From here, it is fast, smooth sailing. We have a data-pull python script that downloads the CSV from Corona Data Scraper and performs minimal business logic to filter for US data and data at the county level, using fairly standard libraries such as Pandas. After that, the script extracts the coordinates and county names from the filtered CSV and writes those as a geo-JSON file.

Studio’s COVID-19 layer geo data process

In the application, we set up a simple file listener using java.nio’s WatchService, which is running on a thread separate to that of the rest of the Spring application. What’s ideal about WatchService (introduced in Java 7) is that it doesn’t periodically poll to get updates from the file system. While waiting for notifications, the service blocks execution and does not consume any CPU.

WatchService code snippet from Studio backend. First, we register the target directory’s Path object to a WatchService object, to get notified whenever a new entity is created. Then, the `watchServie.take()` call blocks until such an event occurs.

Visual Features

For the user interface, we have a simple toggle button similar to our existing night mode toggle. This button enables or disables the COVID-19 map layer. It highlights the COVID-19 layer feature as an added dimension of valuable metadata to existing audience offerings. As an unexpected bonus, toggling both the new COVID-19 layer and our existing night mode on makes things look way cool!

Toggle in action!

After the initial release, we added alerting and failsafe mechanisms against script failures and data outages by monitoring file sizes and timestamps. We also set up a scheduled cleanup script to make sure that while we have some predefined retention of old data.

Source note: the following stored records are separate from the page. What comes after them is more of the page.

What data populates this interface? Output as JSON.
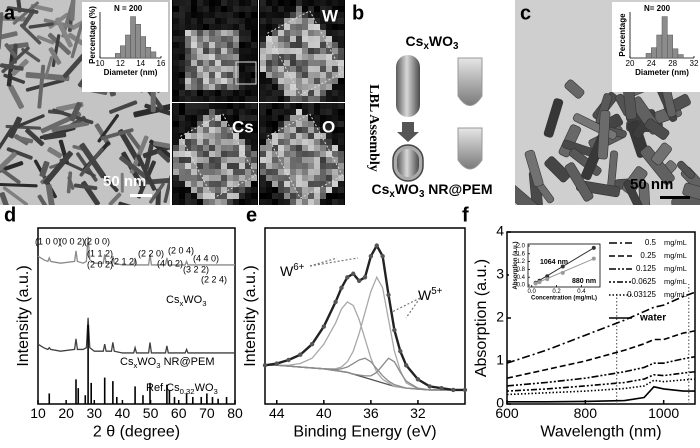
{
  "figure": {
    "panel_labels": [
      "a",
      "b",
      "c",
      "d",
      "e",
      "f"
    ],
    "a": {
      "map_labels": [
        "W",
        "Cs",
        "O"
      ],
      "scale_bar": "50 nm"
    },
    "b": {
      "top_label": [
        "Cs",
        "x",
        "WO",
        "3"
      ],
      "side_label": "LBL Assembly",
      "bottom_label": [
        "Cs",
        "x",
        "WO",
        "3",
        " NR@PEM"
      ]
    },
    "c": {
      "scale_bar": "50 nm"
    }
  },
  "chart_data": [
    {
      "type": "histogram",
      "annotation": "N = 200",
      "xlabel": "Diameter (nm)",
      "ylabel": "Percentage (%)",
      "bins": [
        11.5,
        12,
        12.5,
        13,
        13.5,
        14,
        14.5,
        15,
        15.5
      ],
      "values": [
        3,
        8,
        15,
        27,
        22,
        14,
        7,
        4
      ],
      "color": "#8c8c8c",
      "xlim": [
        10,
        16
      ],
      "xticks": [
        10,
        12,
        14,
        16
      ],
      "ylim": [
        0,
        30
      ]
    },
    {
      "type": "histogram",
      "annotation": "N= 200",
      "xlabel": "Diameter (nm)",
      "ylabel": "Percentage",
      "bins": [
        23,
        24,
        25,
        26,
        27,
        28,
        29,
        30
      ],
      "values": [
        4,
        9,
        20,
        36,
        20,
        8,
        3
      ],
      "color": "#8c8c8c",
      "xlim": [
        20,
        32
      ],
      "xticks": [
        20,
        24,
        28,
        32
      ],
      "ylim": [
        0,
        40
      ]
    },
    {
      "type": "line",
      "xlabel": "2 θ (degree)",
      "ylabel": "Intensity (a.u.)",
      "annotations": [
        "(1 0 0)",
        "(0 0 2)",
        "(2 0 0)",
        "(1 1 2)",
        "(2 0 2)",
        "(2 1 2)",
        "(2 2 0)",
        "(2 0 4)",
        "(4 0 2)",
        "(4 4 0)",
        "(3 2 2)",
        "(2 2 4)"
      ],
      "xlim": [
        10,
        80
      ],
      "xticks": [
        10,
        20,
        30,
        40,
        50,
        60,
        70,
        80
      ],
      "ylim": [
        0,
        100
      ],
      "x": [
        10,
        12,
        13.5,
        14,
        14.5,
        18,
        23,
        23.5,
        24,
        26,
        27.2,
        27.8,
        28.4,
        30,
        33.2,
        33.7,
        34.2,
        36.1,
        36.6,
        37.1,
        40,
        44,
        44.5,
        45,
        49.3,
        49.8,
        50.3,
        55.3,
        55.8,
        56.3,
        62.3,
        62.8,
        63.3,
        68,
        80
      ],
      "series": [
        {
          "name": [
            "Cs",
            "x",
            "WO",
            "3"
          ],
          "color": "#8a8a8a",
          "values": [
            84,
            82,
            81,
            83,
            81,
            80,
            81,
            87,
            81,
            80,
            81,
            95,
            82,
            80,
            80,
            85,
            80,
            80,
            84,
            80,
            79,
            79,
            82,
            79,
            79,
            85,
            79,
            79,
            83,
            79,
            79,
            81,
            79,
            79,
            79
          ]
        },
        {
          "name": [
            "Cs",
            "x",
            "WO",
            "3",
            " NR@PEM"
          ],
          "color": "#404040",
          "values": [
            34,
            32,
            31,
            32,
            31,
            30,
            31,
            37,
            31,
            31,
            32,
            49,
            32,
            30,
            30,
            34,
            30,
            30,
            35,
            30,
            29,
            29,
            32,
            29,
            29,
            35,
            29,
            29,
            33,
            29,
            29,
            31,
            29,
            29,
            29
          ]
        },
        {
          "name": [
            "Ref.Cs",
            "0.32",
            "WO",
            "3"
          ],
          "color": "#000000",
          "style": "stick",
          "x": [
            14,
            23.5,
            24.3,
            26.8,
            27.8,
            28.9,
            33.7,
            36.6,
            38,
            44.5,
            47.3,
            49.8,
            55.8,
            56.7,
            58.5,
            62.8,
            65,
            68,
            70,
            72,
            74,
            77
          ],
          "values": [
            6,
            14,
            9,
            5,
            45,
            12,
            15,
            13,
            4,
            10,
            5,
            12,
            11,
            8,
            4,
            6,
            4,
            4,
            6,
            4,
            3,
            4
          ]
        }
      ]
    },
    {
      "type": "line",
      "xlabel": "Binding Energy (eV)",
      "ylabel": "Intensity (a.u.)",
      "annotations": [
        [
          "W",
          "6+"
        ],
        [
          "W",
          "5+"
        ]
      ],
      "xlim": [
        45,
        28
      ],
      "xticks": [
        44,
        40,
        36,
        32
      ],
      "ylim": [
        0,
        100
      ],
      "x": [
        45,
        44,
        43,
        42,
        41,
        40,
        39,
        38.5,
        38,
        37.5,
        37,
        36.5,
        36,
        35.5,
        35,
        34.5,
        34,
        33.5,
        33,
        32,
        31,
        30,
        29,
        28
      ],
      "series": [
        {
          "color": "#555555",
          "values": [
            22,
            22,
            21.5,
            21,
            20.5,
            20,
            19,
            18.5,
            18,
            17,
            16,
            15,
            14,
            13,
            12,
            11,
            10,
            9.5,
            9,
            8.5,
            8,
            8,
            8,
            8
          ]
        },
        {
          "color": "#a8a8a8",
          "values": [
            22,
            22,
            22,
            23,
            26,
            34,
            46,
            54,
            58,
            56,
            48,
            37,
            26,
            18,
            14,
            12,
            10,
            9.5,
            9,
            8.5,
            8,
            8,
            8,
            8
          ]
        },
        {
          "color": "#a8a8a8",
          "values": [
            22,
            22,
            21.5,
            21,
            20.5,
            20,
            20,
            21,
            24,
            30,
            40,
            52,
            64,
            72,
            66,
            48,
            30,
            19,
            12,
            8.5,
            8,
            8,
            8,
            8
          ]
        },
        {
          "color": "#8a8a8a",
          "values": [
            22,
            22,
            21.5,
            21,
            20.5,
            20,
            19,
            18.5,
            18,
            17,
            16.5,
            16,
            16,
            18,
            22,
            26,
            24,
            18,
            13,
            9,
            8,
            8,
            8,
            8
          ]
        },
        {
          "color": "#8a8a8a",
          "values": [
            22,
            22,
            21.5,
            21,
            20.5,
            20,
            19.5,
            20,
            21,
            23,
            25,
            26,
            24,
            20,
            16,
            13,
            11,
            10,
            9,
            8.5,
            8,
            8,
            8,
            8
          ]
        },
        {
          "color": "#222222",
          "marker": true,
          "values": [
            22,
            23,
            25,
            28,
            34,
            44,
            58,
            66,
            72,
            74,
            70,
            72,
            84,
            90,
            84,
            62,
            42,
            30,
            22,
            14,
            10,
            9,
            8,
            8
          ]
        }
      ]
    },
    {
      "type": "line",
      "xlabel": "Wavelength (nm)",
      "ylabel": "Absorption (a.u.)",
      "xlim": [
        600,
        1080
      ],
      "xticks": [
        600,
        800,
        1000
      ],
      "ylim": [
        0,
        4
      ],
      "yticks": [
        0,
        1,
        2,
        3,
        4
      ],
      "legend": "top-right",
      "reference_lines": [
        880,
        1064
      ],
      "x": [
        600,
        700,
        800,
        900,
        950,
        975,
        1000,
        1050,
        1080
      ],
      "series": [
        {
          "name": "0.5",
          "unit": "mg/mL",
          "color": "#000000",
          "dash": "dash-dot",
          "values": [
            0.95,
            1.25,
            1.6,
            1.95,
            2.15,
            2.25,
            2.3,
            2.5,
            2.6
          ]
        },
        {
          "name": "0.25",
          "unit": "mg/mL",
          "color": "#000000",
          "dash": "dash",
          "values": [
            0.6,
            0.8,
            1.0,
            1.25,
            1.4,
            1.5,
            1.5,
            1.65,
            1.7
          ]
        },
        {
          "name": "0.125",
          "unit": "mg/mL",
          "color": "#000000",
          "dash": "dash-dot-dot",
          "values": [
            0.42,
            0.5,
            0.6,
            0.75,
            0.85,
            0.95,
            0.95,
            1.05,
            1.1
          ]
        },
        {
          "name": "0.0625",
          "unit": "mg/mL",
          "color": "#000000",
          "dash": "dot-dash",
          "values": [
            0.3,
            0.35,
            0.42,
            0.5,
            0.58,
            0.68,
            0.66,
            0.72,
            0.75
          ]
        },
        {
          "name": "0.03125",
          "unit": "mg/mL",
          "color": "#000000",
          "dash": "dot",
          "values": [
            0.22,
            0.26,
            0.3,
            0.36,
            0.42,
            0.55,
            0.52,
            0.56,
            0.58
          ]
        },
        {
          "name": "water",
          "color": "#000000",
          "dash": "solid",
          "values": [
            0.05,
            0.05,
            0.06,
            0.08,
            0.15,
            0.4,
            0.35,
            0.3,
            0.3
          ]
        }
      ]
    },
    {
      "type": "scatter",
      "xlabel": "Concentration (mg/mL)",
      "ylabel": "Absorption (a.u.)",
      "xlim": [
        -0.03,
        0.55
      ],
      "xticks": [
        {
          "value": 0,
          "label": "0.0"
        },
        0.2,
        0.4
      ],
      "ylim": [
        -0.1,
        2.1
      ],
      "yticks": [
        {
          "value": 0,
          "label": "0.0"
        },
        0.4,
        0.8,
        1.2,
        1.6,
        {
          "value": 2,
          "label": "2.0"
        }
      ],
      "x": [
        0.03125,
        0.0625,
        0.125,
        0.25,
        0.5
      ],
      "series": [
        {
          "name": "1064 nm",
          "color": "#333333",
          "values": [
            0.12,
            0.22,
            0.45,
            0.95,
            1.9
          ]
        },
        {
          "name": "880 nm",
          "color": "#9a9a9a",
          "values": [
            0.08,
            0.15,
            0.3,
            0.62,
            1.35
          ]
        }
      ]
    }
  ]
}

Closing Thoughts and Next Steps

The COVID-19 crisis reinforces how we must quickly adapt to help our customers through changing situations. It is an excellent reminder of how software engineering projects should always strive for simplicity, speed, and practicality. As seen with this project, it’s not always practical to do things “as we’ve always done.” It’s also not necessarily easier to build up existing software — in some cases, it’s beneficial to write new, independent processes that can be significantly simplified. Had we gone with forcing the COVID-19 data on our existing geo data pipeline, we would have ended up with a much larger feature, a longer development process, and likely quite a bit of custom logic somewhere along the existing pipeline. Instead, we were able to produce a quick solution to an ephemeral problem, with a minimal footprint on our codebase.

At the time of writing, we are still adapting to the physical, mental, sociological, economic, and technical challenges created by the COVID-19 situation. When we continue to work together to simplify, solve, and improve upon every challenge we face, we will persevere. See you all, IN PERSON, on the other side!